Formato: Online Artículo Texto
Lenguaje:English
Publicado: Frontiers Media S.A. 2022
Materias:
Acceso en línea:https://www.ncbi.nlm.nih.gov/pmc/articles/PMC9751325/
https://www.ncbi.nlm.nih.gov/pubmed/36533077
http://dx.doi.org/10.3389/fmolb.2022.1066650
Descripción
Sumario:Stress granules (SGs) are non-membrane bound cytoplasmic condensates that form in response to a variety of different stressors. Canonical SGs are thought to have a cytoprotective role, reallocating cellular resources during stress by activation of the integrated stress response (ISR) to inhibit translation and avoid apoptosis. However, different stresses result in compositionally distinct, non-canonical SG formation that is likely pro-apoptotic, though the exact function(s) of both SGs subtypes remain unclear. A unique non-canonical SG subtype is triggered upon exposure to ultraviolet (UV) radiation. While it is generally agreed that UV SGs are bona fide SGs due to their dependence upon the core SG nucleating protein Ras GTPase-activating protein-binding protein 1 (G3BP1), the localization of other key components of UV SGs are unknown or under debate.

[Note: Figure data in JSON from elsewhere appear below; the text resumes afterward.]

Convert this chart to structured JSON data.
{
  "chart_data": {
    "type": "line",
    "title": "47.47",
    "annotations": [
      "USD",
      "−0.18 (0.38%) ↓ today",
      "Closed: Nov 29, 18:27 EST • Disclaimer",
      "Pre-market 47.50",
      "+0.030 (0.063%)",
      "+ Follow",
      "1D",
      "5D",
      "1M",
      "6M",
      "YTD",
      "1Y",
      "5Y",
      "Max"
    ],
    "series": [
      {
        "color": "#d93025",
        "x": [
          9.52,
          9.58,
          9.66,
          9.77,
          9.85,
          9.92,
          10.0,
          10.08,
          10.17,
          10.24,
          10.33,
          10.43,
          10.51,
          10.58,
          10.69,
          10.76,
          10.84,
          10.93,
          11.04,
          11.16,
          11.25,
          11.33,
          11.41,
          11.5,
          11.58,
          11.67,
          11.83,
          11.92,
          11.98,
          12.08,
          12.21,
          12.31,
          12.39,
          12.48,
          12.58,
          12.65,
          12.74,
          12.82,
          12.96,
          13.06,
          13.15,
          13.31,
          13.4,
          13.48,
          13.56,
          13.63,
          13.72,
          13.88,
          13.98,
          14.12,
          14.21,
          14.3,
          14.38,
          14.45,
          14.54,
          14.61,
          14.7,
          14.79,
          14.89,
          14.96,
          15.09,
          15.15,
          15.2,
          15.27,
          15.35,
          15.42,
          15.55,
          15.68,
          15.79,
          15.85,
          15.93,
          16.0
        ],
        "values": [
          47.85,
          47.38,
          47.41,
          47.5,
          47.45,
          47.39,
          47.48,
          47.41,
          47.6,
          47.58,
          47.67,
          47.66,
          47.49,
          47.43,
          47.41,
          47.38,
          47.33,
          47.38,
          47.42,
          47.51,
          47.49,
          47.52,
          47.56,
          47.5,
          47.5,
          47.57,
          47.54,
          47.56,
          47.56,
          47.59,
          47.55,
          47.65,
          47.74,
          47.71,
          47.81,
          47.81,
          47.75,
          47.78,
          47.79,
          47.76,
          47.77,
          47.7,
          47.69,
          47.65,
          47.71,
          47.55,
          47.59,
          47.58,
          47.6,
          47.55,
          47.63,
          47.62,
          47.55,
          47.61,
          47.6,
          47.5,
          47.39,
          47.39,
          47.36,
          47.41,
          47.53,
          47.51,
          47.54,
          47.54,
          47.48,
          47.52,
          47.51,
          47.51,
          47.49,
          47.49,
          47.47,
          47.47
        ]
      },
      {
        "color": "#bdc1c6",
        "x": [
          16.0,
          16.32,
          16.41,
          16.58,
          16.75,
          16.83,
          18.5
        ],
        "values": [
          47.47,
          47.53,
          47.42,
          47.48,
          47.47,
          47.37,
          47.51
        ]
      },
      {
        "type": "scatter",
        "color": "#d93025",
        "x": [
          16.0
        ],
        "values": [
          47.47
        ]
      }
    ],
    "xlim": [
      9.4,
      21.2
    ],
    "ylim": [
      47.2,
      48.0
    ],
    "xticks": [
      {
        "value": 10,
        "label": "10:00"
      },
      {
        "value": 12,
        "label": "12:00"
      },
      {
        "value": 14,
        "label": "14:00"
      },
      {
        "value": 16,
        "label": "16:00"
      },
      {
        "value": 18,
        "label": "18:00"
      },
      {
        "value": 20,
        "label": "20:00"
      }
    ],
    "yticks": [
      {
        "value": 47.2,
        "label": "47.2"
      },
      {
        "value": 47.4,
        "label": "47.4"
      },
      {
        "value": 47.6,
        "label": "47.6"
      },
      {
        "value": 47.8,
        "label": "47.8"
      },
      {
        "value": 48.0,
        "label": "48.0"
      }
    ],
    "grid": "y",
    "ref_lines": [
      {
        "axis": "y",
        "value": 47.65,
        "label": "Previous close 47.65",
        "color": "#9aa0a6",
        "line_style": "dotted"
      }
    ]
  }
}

Further, the dynamics of UV SGs are not known, though unique properties such as cell cycle dependence have been observed. This Perspective compiles the available information on SG subtypes and on UV SGs in particular in an attempt to understand the formation, dynamics, and function of these mysterious stress-specific complexes. We identify key gaps in knowledge related to UV SGs, and examine the unique aspects of their formation. We propose that more thorough knowledge of the distinct properties of UV SGs will lead to new avenues of understanding of the function of SGs, as well as their roles in disease.